3.6 KiB
BACKLOG — phase dstamp
Build backlog (Builder-owned)
- Read phase plan + plan.md §6.1/§7/§9 + Adversary prep notes + stamp-relevant harness code.
- Establish abra's chaos-version mechanism from abra source @06a57de (= pinned binary).
- Rule out abra-version drift (constant store path since nixos system-4, 2026-06-01).
- Minimal reproductions of the git/abra chaos-version path (cp-a; go-git base; mirror-faithful) — all stamp the CORRECT head 7ae7b0f7, NO drift in current host state.
- Timeline: run 184 (06-05, solo) green @7ae7b0f; clustered 06-10/06-11 runs drift @ same ref.
- Identify shared-stack collision vector (
app_domain= hash(recipe|pr|ref); upgrade chaos_redeploy bypasses app-domain flock). - IN FLIGHT: single clean ISOLATED real run (install,upgrade @7ae7b0f, console-captured) → decide concurrency-artifact vs real drift.
- If concurrency artifact: pin the exact mechanism producing the
eb96de9+Uchaos label on the shared stack (deliberate 2-run concurrency repro if needed); decide the fix (app-lock the upgrade chaos_redeploy / serialize same-stack runs) WITHOUT weakening HC1. - If real env drift: read the isolated-run console, attribute the exact 06-05→06-10 change.
- Blast-radius sweep: every enrolled recipe's latest upgrade-tier evidence for the same signature (prev-base tag commit stamped where a version was expected).
- Restore discourse to its true level in real CI via the drone
!testmepath (M2). - Prove HC1 still has teeth (a deliberately wrong stamp still FAILs).
- Close the DEFERRED.md dstamp re-entry with pointers.
Adversary findings
Root cause independently confirmed @2026-06-11T17:3x (JOURNAL not read, anti-anchoring preserved):
Docker Swarm failure_action: rollback + order: start-first in discourse's compose.yml app
service (BOTH eb96de94 base AND 7ae7b0f PR-head).

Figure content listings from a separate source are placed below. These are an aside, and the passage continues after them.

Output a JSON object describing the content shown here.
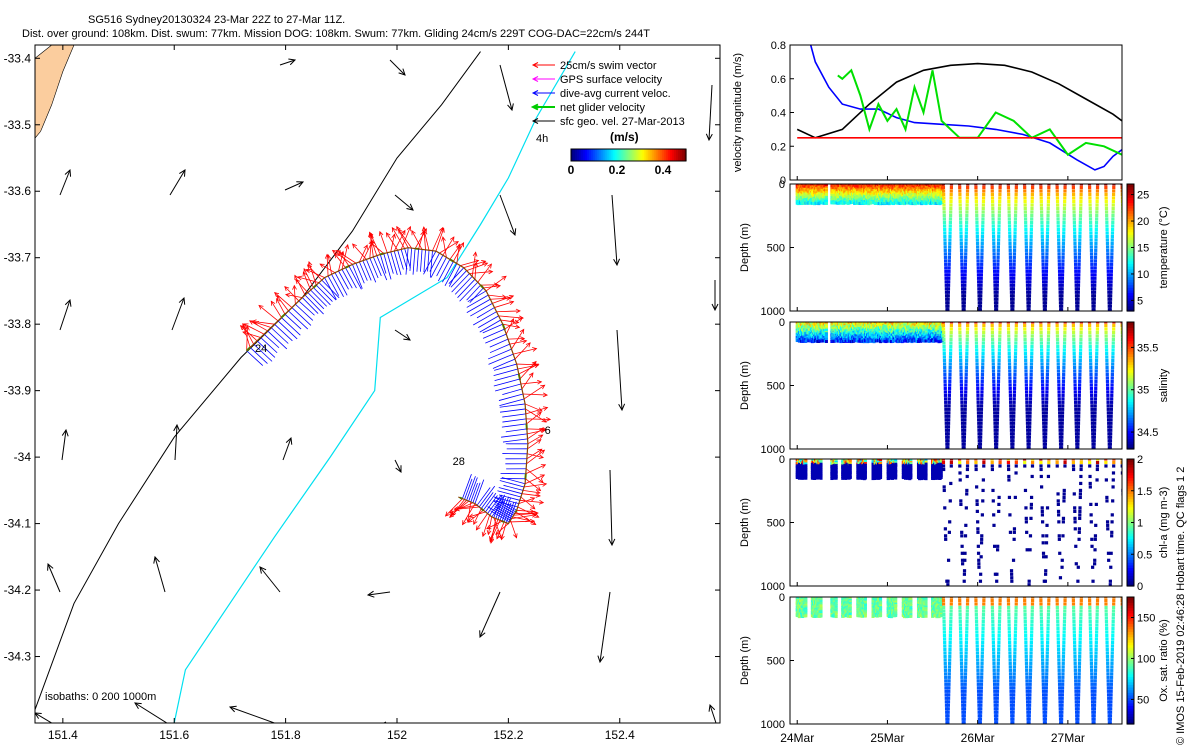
{
  "title": {
    "line1": "SG516 Sydney20130324 23-Mar 22Z to 27-Mar 11Z.",
    "line2": "Dist. over ground: 108km. Dist. swum: 77km. Mission DOG: 108km. Swum: 77km. Gliding 24cm/s 229T COG-DAC=22cm/s 244T"
  },
  "copyright": "© IMOS 15-Feb-2019 02:46:28 Hobart time. QC flags 1  2",
  "colors": {
    "land": "#fbcd9e",
    "swim": "#ff0000",
    "gps": "#ff00ff",
    "dac": "#0000ff",
    "net": "#00cc00",
    "sfc": "#000000",
    "isobath": "#00e0f0",
    "isobath_shelf": "#000000"
  },
  "chart_data": [
    {
      "type": "scatter",
      "name": "track-map",
      "xlim": [
        151.35,
        152.58
      ],
      "ylim": [
        -34.4,
        -33.38
      ],
      "xticks": [
        151.4,
        151.6,
        151.8,
        152,
        152.2,
        152.4
      ],
      "xtick_labels": [
        "151.4",
        "151.6",
        "151.8",
        "152",
        "152.2",
        "152.4"
      ],
      "yticks": [
        -33.4,
        -33.5,
        -33.6,
        -33.7,
        -33.8,
        -33.9,
        -34,
        -34.1,
        -34.2,
        -34.3
      ],
      "ytick_labels": [
        "-33.4",
        "-33.5",
        "-33.6",
        "-33.7",
        "-33.8",
        "-33.9",
        "-34",
        "-34.1",
        "-34.2",
        "-34.3"
      ],
      "legend": {
        "position": "top-right",
        "items": [
          "25cm/s swim vector",
          "GPS surface velocity",
          "dive-avg current veloc.",
          "net glider velocity",
          "sfc geo. vel. 27-Mar-2013"
        ],
        "time_label": "4h"
      },
      "colorbar": {
        "label": "(m/s)",
        "ticks": [
          0,
          0.2,
          0.4
        ],
        "tick_labels": [
          "0",
          "0.2",
          "0.4"
        ],
        "range": [
          0,
          0.5
        ]
      },
      "isobaths_label": "isobaths: 0   200  1000m",
      "day_labels": [
        {
          "text": "24",
          "lon": 151.745,
          "lat": -33.842
        },
        {
          "text": "28",
          "lon": 152.1,
          "lat": -34.012
        },
        {
          "text": "6",
          "lon": 152.265,
          "lat": -33.965
        }
      ],
      "track": [
        [
          151.73,
          -33.84
        ],
        [
          151.78,
          -33.8
        ],
        [
          151.83,
          -33.76
        ],
        [
          151.87,
          -33.73
        ],
        [
          151.92,
          -33.71
        ],
        [
          151.97,
          -33.695
        ],
        [
          152.02,
          -33.685
        ],
        [
          152.07,
          -33.69
        ],
        [
          152.12,
          -33.715
        ],
        [
          152.16,
          -33.75
        ],
        [
          152.19,
          -33.8
        ],
        [
          152.215,
          -33.86
        ],
        [
          152.23,
          -33.92
        ],
        [
          152.235,
          -33.98
        ],
        [
          152.23,
          -34.04
        ],
        [
          152.215,
          -34.08
        ],
        [
          152.2,
          -34.1
        ],
        [
          152.17,
          -34.09
        ],
        [
          152.14,
          -34.07
        ],
        [
          152.11,
          -34.06
        ]
      ],
      "coast": [
        [
          151.35,
          -33.4
        ],
        [
          151.38,
          -33.38
        ],
        [
          151.42,
          -33.38
        ],
        [
          151.4,
          -33.42
        ],
        [
          151.38,
          -33.47
        ],
        [
          151.36,
          -33.51
        ],
        [
          151.35,
          -33.52
        ]
      ],
      "isobath_200": [
        [
          151.35,
          -34.38
        ],
        [
          151.42,
          -34.22
        ],
        [
          151.5,
          -34.1
        ],
        [
          151.6,
          -33.97
        ],
        [
          151.72,
          -33.85
        ],
        [
          151.83,
          -33.76
        ],
        [
          151.92,
          -33.66
        ],
        [
          152.0,
          -33.55
        ],
        [
          152.08,
          -33.47
        ],
        [
          152.15,
          -33.39
        ]
      ],
      "isobath_1000": [
        [
          151.6,
          -34.4
        ],
        [
          151.62,
          -34.32
        ],
        [
          151.7,
          -34.22
        ],
        [
          151.78,
          -34.12
        ],
        [
          151.88,
          -34.0
        ],
        [
          151.96,
          -33.9
        ],
        [
          151.97,
          -33.79
        ],
        [
          152.09,
          -33.73
        ],
        [
          152.15,
          -33.65
        ],
        [
          152.2,
          -33.58
        ],
        [
          152.25,
          -33.49
        ],
        [
          152.32,
          -33.39
        ]
      ]
    },
    {
      "type": "line",
      "name": "velocity-magnitude",
      "ylabel": "velocity magnitude (m/s)",
      "ylim": [
        0,
        0.8
      ],
      "yticks": [
        0,
        0.2,
        0.4,
        0.6,
        0.8
      ],
      "ytick_labels": [
        "0",
        "0.2",
        "0.4",
        "0.6",
        "0.8"
      ],
      "xlim": [
        23.92,
        27.6
      ],
      "series": [
        {
          "color": "#000000",
          "x": [
            24.0,
            24.2,
            24.5,
            24.8,
            25.1,
            25.4,
            25.7,
            26.0,
            26.3,
            26.6,
            26.9,
            27.2,
            27.5,
            27.6
          ],
          "values": [
            0.3,
            0.25,
            0.3,
            0.45,
            0.58,
            0.65,
            0.68,
            0.69,
            0.68,
            0.64,
            0.57,
            0.48,
            0.39,
            0.35
          ]
        },
        {
          "color": "#0000ff",
          "x": [
            24.15,
            24.2,
            24.35,
            24.5,
            24.7,
            24.9,
            25.1,
            25.3,
            25.6,
            25.9,
            26.2,
            26.5,
            26.8,
            27.1,
            27.3,
            27.4,
            27.5,
            27.6
          ],
          "values": [
            0.8,
            0.7,
            0.55,
            0.45,
            0.42,
            0.42,
            0.37,
            0.34,
            0.33,
            0.32,
            0.3,
            0.27,
            0.22,
            0.12,
            0.06,
            0.08,
            0.14,
            0.18
          ]
        },
        {
          "color": "#00e000",
          "x": [
            24.45,
            24.5,
            24.6,
            24.7,
            24.8,
            24.9,
            25.0,
            25.1,
            25.2,
            25.3,
            25.4,
            25.5,
            25.6,
            25.8,
            26.0,
            26.2,
            26.4,
            26.6,
            26.8,
            27.0,
            27.2,
            27.4,
            27.6
          ],
          "values": [
            0.62,
            0.6,
            0.65,
            0.5,
            0.3,
            0.45,
            0.35,
            0.42,
            0.3,
            0.55,
            0.4,
            0.65,
            0.35,
            0.25,
            0.25,
            0.4,
            0.35,
            0.25,
            0.3,
            0.15,
            0.22,
            0.2,
            0.15
          ]
        },
        {
          "color": "#ff0000",
          "x": [
            24.0,
            27.6
          ],
          "values": [
            0.25,
            0.25
          ]
        }
      ]
    },
    {
      "type": "heatmap",
      "name": "temperature-section",
      "ylabel": "Depth (m)",
      "clabel": "temperature (°C)",
      "ylim": [
        0,
        1000
      ],
      "yticks": [
        0,
        500,
        1000
      ],
      "ytick_labels": [
        "0",
        "500",
        "1000"
      ],
      "cticks": [
        5,
        10,
        15,
        20,
        25
      ],
      "ctick_labels": [
        "5",
        "10",
        "15",
        "20",
        "25"
      ],
      "crange": [
        3,
        27
      ]
    },
    {
      "type": "heatmap",
      "name": "salinity-section",
      "ylabel": "Depth (m)",
      "clabel": "salinity",
      "ylim": [
        0,
        1000
      ],
      "yticks": [
        0,
        500,
        1000
      ],
      "ytick_labels": [
        "0",
        "500",
        "1000"
      ],
      "cticks": [
        34.5,
        35,
        35.5
      ],
      "ctick_labels": [
        "34.5",
        "35",
        "35.5"
      ],
      "crange": [
        34.3,
        35.8
      ]
    },
    {
      "type": "heatmap",
      "name": "chla-section",
      "ylabel": "Depth (m)",
      "clabel": "chl-a (mg m-3)",
      "ylim": [
        0,
        1000
      ],
      "yticks": [
        0,
        500,
        1000
      ],
      "ytick_labels": [
        "0",
        "500",
        "1000"
      ],
      "cticks": [
        0,
        0.5,
        1,
        1.5,
        2
      ],
      "ctick_labels": [
        "0",
        "0.5",
        "1",
        "1.5",
        "2"
      ],
      "crange": [
        0,
        2
      ]
    },
    {
      "type": "heatmap",
      "name": "oxygen-section",
      "ylabel": "Depth (m)",
      "clabel": "Ox. sat. ratio (%)",
      "ylim": [
        0,
        1000
      ],
      "yticks": [
        0,
        500,
        1000
      ],
      "ytick_labels": [
        "0",
        "500",
        "1000"
      ],
      "cticks": [
        50,
        100,
        150
      ],
      "ctick_labels": [
        "50",
        "100",
        "150"
      ],
      "crange": [
        20,
        175
      ]
    }
  ],
  "time_axis": {
    "ticks": [
      24,
      25,
      26,
      27
    ],
    "tick_labels": [
      "24Mar",
      "25Mar",
      "26Mar",
      "27Mar"
    ],
    "xlim": [
      23.92,
      27.6
    ]
  }
}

On the upgrade chaos redeploy, start-first
runs OLD + NEW tasks co-resident (~2× memory); the heavy Rails/precompile app fails swarm's 5s
update monitor under host memory pressure → rollback fires → app service spec reverts to
PreviousSpec (chaos-version=eb96de94+U). Because start-first kept the OLD task serving,
wait_healthy passed; deployed_identity read the rolled-back spec; HC1 misreported it as
"stamp mismatch" (the real failure was "new task failed the update monitor").
services_converged blind spot: "rollback_completed" not in blocking states → returned True.
Evidence: docker service inspect disc-ae10f0_..._app confirmed UpdateConfig: {On failure: rollback, Order: start-first, Monitoring Period: 5s}. repro1 (isolated, no concurrency) ALSO
showed drift → pure-concurrency hypothesis REFUTED independently before reading Builder evidence.
abra exonerated: abra reads git HEAD = 7ae7b0f and stamps 7ae7b0f7+U CORRECTLY. Three
bail-at-secrets repros + repro2 debug line confirm. The +U comes from compose.ccci.yml as
untracked file in per-run recipe dir (rcust-era overlay absent from run 184's pre-rcust path).
Fix 0cc31a5 assessed CORRECT: overlay sets order: stop-first (eliminates OOM 2×-memory
trigger); lifecycle.assert_upgrade_converged closes the wait_healthy blind spot by catching
"rollback_completed"|"rollback_paused"|"paused" and failing HONESTLY. HC1 unchanged.
Minor race window in assert_upgrade_converged (first poll could see "none" before Docker
starts the roll) is covered: with stop-first, a post-race rollback also fails wait_healthy.
No blocker. Formal verdict awaits Builder's claim(dstamp) commit.